Massive genetics research facility tackles Ebola

An old two-story brick building in a shabby part of town, formerly a distribution center for Budweiser beer, is now the world’s most powerful factory for analyzing genes from people and viruses.

And it is a factory. At any given time, 10,000 tiny test tubes each holding a few drops of gene-containing fluid are being processed by six technicians, working 24 hours a day, 365 days a year — two on the night shift — using 50 dishwasher-sized machines in two large rooms.

The machines spit out sequence data onto a computer screen in the form of a long list, in order, of the letters that make up genetic material. That is three billion letters if the genes are from a person. Another 64 technicians do the more labor-intensive work of preparing the samples for analysis.

It is all in service of researchers who work for the Broad Institute, a gleaming, lavishly endowed genetics center a few blocks away.
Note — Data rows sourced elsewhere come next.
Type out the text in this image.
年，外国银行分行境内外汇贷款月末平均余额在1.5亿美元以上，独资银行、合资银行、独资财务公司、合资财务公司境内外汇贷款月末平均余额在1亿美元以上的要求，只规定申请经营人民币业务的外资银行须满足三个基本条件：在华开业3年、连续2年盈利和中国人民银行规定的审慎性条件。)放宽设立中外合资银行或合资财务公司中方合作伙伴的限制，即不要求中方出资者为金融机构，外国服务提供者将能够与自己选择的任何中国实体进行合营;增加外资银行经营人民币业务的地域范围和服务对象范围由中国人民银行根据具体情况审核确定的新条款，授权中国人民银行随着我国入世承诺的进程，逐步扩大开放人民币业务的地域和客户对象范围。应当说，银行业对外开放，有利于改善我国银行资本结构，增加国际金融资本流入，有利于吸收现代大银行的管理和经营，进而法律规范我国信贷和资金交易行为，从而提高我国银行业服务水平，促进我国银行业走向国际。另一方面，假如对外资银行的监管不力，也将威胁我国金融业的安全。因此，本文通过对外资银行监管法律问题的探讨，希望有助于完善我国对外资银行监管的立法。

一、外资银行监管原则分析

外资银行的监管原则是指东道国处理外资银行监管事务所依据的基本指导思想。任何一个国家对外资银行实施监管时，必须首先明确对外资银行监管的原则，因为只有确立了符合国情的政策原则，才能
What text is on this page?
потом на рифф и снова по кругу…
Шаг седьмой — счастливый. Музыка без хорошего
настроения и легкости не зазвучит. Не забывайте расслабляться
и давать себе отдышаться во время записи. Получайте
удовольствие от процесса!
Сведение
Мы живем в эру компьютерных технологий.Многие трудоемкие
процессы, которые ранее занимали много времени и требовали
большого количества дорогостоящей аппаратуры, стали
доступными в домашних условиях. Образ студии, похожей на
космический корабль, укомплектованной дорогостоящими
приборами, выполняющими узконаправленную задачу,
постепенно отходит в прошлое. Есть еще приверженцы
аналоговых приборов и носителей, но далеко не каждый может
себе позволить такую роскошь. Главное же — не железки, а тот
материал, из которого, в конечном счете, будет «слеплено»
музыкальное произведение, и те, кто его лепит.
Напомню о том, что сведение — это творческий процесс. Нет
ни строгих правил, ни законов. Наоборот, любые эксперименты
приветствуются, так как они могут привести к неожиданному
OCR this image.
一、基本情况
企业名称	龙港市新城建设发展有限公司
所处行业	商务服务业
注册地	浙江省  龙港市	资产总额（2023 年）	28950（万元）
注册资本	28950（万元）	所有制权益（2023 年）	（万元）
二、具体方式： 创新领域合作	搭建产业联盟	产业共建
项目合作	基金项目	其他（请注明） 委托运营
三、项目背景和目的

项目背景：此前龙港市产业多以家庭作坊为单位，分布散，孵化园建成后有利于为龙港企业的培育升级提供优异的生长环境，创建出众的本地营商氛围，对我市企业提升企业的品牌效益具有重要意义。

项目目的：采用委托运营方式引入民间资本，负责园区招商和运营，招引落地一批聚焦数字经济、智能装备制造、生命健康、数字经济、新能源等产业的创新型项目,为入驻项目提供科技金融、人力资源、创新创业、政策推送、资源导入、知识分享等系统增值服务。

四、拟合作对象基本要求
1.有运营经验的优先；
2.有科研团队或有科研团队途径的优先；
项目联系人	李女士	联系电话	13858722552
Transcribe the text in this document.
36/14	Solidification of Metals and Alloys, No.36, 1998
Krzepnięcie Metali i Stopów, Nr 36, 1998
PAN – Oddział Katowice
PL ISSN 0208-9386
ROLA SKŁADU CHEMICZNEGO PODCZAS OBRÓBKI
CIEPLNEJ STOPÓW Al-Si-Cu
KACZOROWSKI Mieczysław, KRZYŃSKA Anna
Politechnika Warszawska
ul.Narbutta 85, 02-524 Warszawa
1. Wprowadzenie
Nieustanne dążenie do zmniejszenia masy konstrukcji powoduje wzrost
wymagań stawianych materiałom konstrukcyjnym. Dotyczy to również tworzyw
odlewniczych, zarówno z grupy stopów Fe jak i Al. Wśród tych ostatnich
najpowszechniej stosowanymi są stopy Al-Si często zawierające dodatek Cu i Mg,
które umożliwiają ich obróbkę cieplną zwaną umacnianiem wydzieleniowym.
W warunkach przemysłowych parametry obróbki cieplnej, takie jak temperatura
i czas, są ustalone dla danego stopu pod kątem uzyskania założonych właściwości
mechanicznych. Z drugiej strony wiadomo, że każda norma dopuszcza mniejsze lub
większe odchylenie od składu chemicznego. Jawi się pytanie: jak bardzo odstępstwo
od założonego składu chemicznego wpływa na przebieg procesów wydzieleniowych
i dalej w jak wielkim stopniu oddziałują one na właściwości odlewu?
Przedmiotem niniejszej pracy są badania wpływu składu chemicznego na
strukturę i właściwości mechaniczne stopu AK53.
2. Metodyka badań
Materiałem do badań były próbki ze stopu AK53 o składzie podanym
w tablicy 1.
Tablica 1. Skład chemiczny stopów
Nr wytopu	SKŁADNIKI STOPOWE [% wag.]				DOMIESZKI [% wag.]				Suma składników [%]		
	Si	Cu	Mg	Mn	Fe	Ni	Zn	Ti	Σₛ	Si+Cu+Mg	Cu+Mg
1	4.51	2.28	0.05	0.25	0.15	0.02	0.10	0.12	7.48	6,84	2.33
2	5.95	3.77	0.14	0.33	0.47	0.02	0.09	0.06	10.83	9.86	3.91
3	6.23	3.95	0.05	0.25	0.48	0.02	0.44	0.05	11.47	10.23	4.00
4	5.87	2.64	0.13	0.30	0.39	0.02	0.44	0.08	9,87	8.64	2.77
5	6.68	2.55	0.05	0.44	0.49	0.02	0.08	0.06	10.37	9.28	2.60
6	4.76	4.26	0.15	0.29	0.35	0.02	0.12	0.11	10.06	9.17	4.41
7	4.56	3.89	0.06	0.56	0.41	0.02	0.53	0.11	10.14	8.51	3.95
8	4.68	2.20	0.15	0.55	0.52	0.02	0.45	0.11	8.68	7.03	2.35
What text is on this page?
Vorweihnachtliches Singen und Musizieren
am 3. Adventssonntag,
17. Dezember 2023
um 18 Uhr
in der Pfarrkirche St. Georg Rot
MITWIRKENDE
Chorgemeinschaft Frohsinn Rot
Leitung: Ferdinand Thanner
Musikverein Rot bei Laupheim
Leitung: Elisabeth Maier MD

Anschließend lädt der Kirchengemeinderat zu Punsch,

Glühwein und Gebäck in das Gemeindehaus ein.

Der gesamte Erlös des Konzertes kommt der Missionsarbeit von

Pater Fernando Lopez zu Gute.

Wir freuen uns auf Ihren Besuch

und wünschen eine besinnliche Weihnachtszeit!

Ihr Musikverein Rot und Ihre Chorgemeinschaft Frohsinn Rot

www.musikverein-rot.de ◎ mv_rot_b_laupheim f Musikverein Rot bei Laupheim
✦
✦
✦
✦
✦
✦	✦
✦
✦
The sequencing center has worked on human DNA from an international effort, the 1,000 Genomes Project, that looks at the genes of thousands of people from around the world. It has gotten sequences of microbes, like dengue fever, malaria and West Nile virus. It has gotten genetic sequences from animals like chimpanzees.

And it is here that Broad scientists studying Ebola and a similar deadly disease, Lassa, send their samples, taking advantage of what the center’s manager, Andrew J. Hollinger, referred to as superfast track sequencing in their urgent work on these diseases ravaging West Africa. Those scientists receive their sequence data in about 40 hours, compared with days for the usual work.

The Ebola and Lassa group, led by Pardis Sabeti, wants to know what the viruses look like. Do they mutate while they are infecting people, possibly evading the immune system? Are some strains more deadly than others? And what about the genetics of the people who are infected? Are some people more resistant, perhaps even immune, to these viruses because of tweaks in their own genes?

The research is emblematic of a new direction in public health, which uses powerful genetic methods and applies them to entire populations.